I found this book refreshingly unique, intelligently written, and compelling too - in fact, I found it so impossible to put down that I ended up staying up most of the night to finish it. However, it is a very realistically written book, and none of the harshness of war is sugar-coated, so I would not recommend letting young children read it. Also, kids might need to ask a few background questions about World War 2 so that they can understand fully what the story is about, and they're probably going to need the holocaust and the Nazi death camps explained to them as well...and I myself would definitely not enjoy having to explain that to young children, especially not when it comes to the "But WHY would the Nazis do something so horrible like that?" part. Still, let's just hope that if our future generations learn about this sort of stuff, they can stop anything like it from happening again.
Milkweed
I would recommend this book to anyone who enjoys WWII and holocaust books.
This story is about a boy. A boy who has no name, no family, no home. This boy is taken from place to place ripped from new friends and put into the hands of enemies.
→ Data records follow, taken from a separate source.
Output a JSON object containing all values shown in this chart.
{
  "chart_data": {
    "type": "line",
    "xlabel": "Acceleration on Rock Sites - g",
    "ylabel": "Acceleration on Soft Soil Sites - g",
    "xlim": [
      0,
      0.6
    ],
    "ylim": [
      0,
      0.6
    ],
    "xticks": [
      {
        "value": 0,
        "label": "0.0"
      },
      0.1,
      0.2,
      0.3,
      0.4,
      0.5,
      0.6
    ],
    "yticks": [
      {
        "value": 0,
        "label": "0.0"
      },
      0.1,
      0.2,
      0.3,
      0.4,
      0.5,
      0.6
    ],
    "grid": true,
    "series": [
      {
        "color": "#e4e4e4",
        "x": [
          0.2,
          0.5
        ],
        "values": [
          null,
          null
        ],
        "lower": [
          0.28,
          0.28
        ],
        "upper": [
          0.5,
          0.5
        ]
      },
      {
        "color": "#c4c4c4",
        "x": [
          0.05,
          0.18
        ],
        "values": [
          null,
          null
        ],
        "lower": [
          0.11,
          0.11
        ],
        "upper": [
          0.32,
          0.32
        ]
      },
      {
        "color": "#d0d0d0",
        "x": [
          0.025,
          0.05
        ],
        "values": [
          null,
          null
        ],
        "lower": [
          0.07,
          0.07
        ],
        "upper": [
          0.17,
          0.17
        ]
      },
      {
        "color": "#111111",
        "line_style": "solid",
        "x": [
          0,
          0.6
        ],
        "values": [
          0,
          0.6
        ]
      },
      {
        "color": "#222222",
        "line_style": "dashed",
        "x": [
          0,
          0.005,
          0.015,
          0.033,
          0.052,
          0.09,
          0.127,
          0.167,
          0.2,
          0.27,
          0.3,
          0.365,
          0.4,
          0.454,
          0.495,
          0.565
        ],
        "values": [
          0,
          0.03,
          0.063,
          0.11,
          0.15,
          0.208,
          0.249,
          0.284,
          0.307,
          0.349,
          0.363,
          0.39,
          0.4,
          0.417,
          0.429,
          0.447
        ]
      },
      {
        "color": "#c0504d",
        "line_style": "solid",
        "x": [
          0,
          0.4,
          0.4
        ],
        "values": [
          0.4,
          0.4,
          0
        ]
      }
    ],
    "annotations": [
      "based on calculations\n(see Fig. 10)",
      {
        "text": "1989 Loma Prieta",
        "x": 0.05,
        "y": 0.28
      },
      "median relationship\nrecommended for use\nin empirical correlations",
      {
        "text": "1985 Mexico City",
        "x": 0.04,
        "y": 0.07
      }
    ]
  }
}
Put in jail cells one day, then living in the homes of strangers the next. It's always hard to find food, always a struggle to keep warm. He meets new people, and his told who he is countless times. He is called thief, Gypsy, Jew. He was called Misha. He is called one-eared Jack.
This book is all about this boy finding who he is. Bad things may happen, but that doesn't change who you are. This boy finally found who he is. After years and years of hurt and pain, hunger and thirst, friends and enemies, he knows who he is. He is... Poppynoodle.
Milkweed by Jerry Spinelli
This is a great book. The way Jerry Spinelli developes the character, Misha Piludski, and makes it so that you really get a feel of what it was like to be Jewish during the Holocaust. This book is one of the best books i have ever read. It leads you through the story of a boy that with a little help will make it a long way. And learn to make with what he has. To be smart. And to care for others. Overall this is a great book for people looking for a page turner. The plot and the characters are so great that anyone who like historical fiction will like this book. You have to read this book!